I'll probably tweak it the longer it runs, but for now it seems to tame the beast enough. Memory appears to max out for the container around 240 MB and when everything is idle it settles down around 70 MB.

The total memory usage now is around 750 MB at it's peak.

The only other new thing in the stack is an application called Shynet. It's a very modern, privacy analytics tool. It doesn't use cookies, and respects the DNT setting in browsers. From the GitHub page, here are the exact metrics that it will collect:

* Hits — how many pages on your site were opened/viewed
* Sessions — how many times your site was visited (essentially a collection of hits)

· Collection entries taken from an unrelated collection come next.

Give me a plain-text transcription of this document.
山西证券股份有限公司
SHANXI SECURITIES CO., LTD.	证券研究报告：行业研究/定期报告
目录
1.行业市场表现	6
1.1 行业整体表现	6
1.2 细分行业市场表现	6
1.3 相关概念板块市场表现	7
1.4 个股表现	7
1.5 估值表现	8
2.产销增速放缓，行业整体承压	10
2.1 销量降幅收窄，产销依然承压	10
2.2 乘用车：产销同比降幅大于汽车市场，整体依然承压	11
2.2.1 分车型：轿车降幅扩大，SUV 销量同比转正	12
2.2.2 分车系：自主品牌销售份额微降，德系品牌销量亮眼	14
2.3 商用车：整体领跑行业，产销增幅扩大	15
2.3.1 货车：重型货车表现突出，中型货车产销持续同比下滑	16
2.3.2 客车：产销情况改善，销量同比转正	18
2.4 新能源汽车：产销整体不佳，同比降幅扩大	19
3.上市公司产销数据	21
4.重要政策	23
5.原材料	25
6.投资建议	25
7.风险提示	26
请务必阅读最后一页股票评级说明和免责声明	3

* Page load time — how long the pages on your site look to load
* Bounce rate — the percentage of visitors who left after just one page
* Duration — how long visitors stayed on the site
* Referrers — the links visitors followed to get to your site
* Locations — the relative popularity of all the pages on your site
* Operating system — your visitors' OS (from user agent)
* Browser — your visitors' browser (from user agent)

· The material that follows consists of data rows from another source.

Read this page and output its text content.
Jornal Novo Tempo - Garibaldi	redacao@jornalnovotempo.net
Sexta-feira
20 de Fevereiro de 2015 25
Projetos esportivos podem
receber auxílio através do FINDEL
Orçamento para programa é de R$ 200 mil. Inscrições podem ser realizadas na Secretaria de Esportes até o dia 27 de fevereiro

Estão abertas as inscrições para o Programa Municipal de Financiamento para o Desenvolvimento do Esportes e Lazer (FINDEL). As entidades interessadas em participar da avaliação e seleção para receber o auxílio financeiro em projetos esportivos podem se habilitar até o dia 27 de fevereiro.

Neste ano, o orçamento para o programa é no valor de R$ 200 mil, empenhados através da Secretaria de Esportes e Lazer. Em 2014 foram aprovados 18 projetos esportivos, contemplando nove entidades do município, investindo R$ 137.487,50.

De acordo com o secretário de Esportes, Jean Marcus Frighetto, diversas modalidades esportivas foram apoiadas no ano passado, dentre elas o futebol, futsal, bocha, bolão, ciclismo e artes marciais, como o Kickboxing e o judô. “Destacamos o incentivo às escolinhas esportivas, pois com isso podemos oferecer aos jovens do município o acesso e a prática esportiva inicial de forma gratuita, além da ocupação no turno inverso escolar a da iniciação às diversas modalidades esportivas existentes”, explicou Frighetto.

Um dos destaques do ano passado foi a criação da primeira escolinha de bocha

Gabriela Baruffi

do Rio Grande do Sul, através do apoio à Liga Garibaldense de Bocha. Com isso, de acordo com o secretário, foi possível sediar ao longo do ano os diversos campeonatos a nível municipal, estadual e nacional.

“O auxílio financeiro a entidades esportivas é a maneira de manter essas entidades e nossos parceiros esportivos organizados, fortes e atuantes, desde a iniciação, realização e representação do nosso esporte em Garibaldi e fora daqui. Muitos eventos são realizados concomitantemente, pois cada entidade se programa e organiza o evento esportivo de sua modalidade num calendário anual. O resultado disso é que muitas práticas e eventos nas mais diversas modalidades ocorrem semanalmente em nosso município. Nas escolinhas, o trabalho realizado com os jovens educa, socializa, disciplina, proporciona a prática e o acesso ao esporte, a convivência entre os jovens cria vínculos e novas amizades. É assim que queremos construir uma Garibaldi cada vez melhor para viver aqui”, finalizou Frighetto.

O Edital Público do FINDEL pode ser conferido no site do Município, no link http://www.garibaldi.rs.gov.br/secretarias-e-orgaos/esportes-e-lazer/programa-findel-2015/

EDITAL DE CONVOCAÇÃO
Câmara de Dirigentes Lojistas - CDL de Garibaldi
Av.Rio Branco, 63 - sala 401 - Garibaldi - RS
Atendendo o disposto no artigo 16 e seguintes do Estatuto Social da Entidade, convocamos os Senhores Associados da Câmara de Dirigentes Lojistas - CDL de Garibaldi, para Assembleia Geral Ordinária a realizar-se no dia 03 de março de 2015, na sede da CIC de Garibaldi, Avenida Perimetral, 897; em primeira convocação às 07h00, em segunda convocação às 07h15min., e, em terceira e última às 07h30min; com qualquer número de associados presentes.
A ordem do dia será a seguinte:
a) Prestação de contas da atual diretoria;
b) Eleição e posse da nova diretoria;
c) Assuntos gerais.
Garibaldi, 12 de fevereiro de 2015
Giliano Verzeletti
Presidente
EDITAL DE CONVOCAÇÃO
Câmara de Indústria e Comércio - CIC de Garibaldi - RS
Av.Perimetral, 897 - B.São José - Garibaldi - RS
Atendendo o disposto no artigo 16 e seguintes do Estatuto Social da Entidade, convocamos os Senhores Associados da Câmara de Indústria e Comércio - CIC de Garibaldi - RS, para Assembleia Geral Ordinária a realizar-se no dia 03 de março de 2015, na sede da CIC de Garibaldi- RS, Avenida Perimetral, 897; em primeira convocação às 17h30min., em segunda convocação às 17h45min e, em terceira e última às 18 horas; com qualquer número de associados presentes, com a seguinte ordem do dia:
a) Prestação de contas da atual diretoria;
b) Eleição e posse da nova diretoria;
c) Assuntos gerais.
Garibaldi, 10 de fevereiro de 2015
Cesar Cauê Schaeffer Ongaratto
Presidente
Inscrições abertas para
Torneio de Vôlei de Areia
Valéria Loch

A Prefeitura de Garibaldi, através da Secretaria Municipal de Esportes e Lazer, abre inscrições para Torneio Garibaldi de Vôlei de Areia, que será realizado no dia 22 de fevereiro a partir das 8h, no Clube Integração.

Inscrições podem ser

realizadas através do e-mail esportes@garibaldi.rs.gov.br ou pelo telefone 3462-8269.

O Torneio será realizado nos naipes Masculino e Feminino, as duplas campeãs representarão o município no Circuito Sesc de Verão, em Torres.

* Geographic location & network — general location of your visitors (from IP)
* Device type — whether your visitors are using a desktop, tablet, or phone (from user agent)

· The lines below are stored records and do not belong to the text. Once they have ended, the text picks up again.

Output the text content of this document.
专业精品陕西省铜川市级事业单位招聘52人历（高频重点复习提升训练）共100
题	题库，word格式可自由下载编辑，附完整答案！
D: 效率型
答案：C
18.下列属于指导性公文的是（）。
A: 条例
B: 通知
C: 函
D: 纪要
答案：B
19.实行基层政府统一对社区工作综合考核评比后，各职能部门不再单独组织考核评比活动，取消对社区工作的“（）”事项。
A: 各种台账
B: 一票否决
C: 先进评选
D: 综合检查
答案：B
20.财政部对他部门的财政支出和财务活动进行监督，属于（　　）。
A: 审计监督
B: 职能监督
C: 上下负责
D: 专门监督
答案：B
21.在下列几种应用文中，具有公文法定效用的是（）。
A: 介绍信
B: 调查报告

Looking at how it's configured to work, it uses a combination of an invisible pixel to get the basic information about your session (IP for geolocation, browser type, and OS/Device Type). Then it uses a simple script to track load times and everything else. Now, I personally have it set so that IP is not tracked if you don't have DNT set. I don't need that information, knowing where you might be from and checking out my blog is more than enough.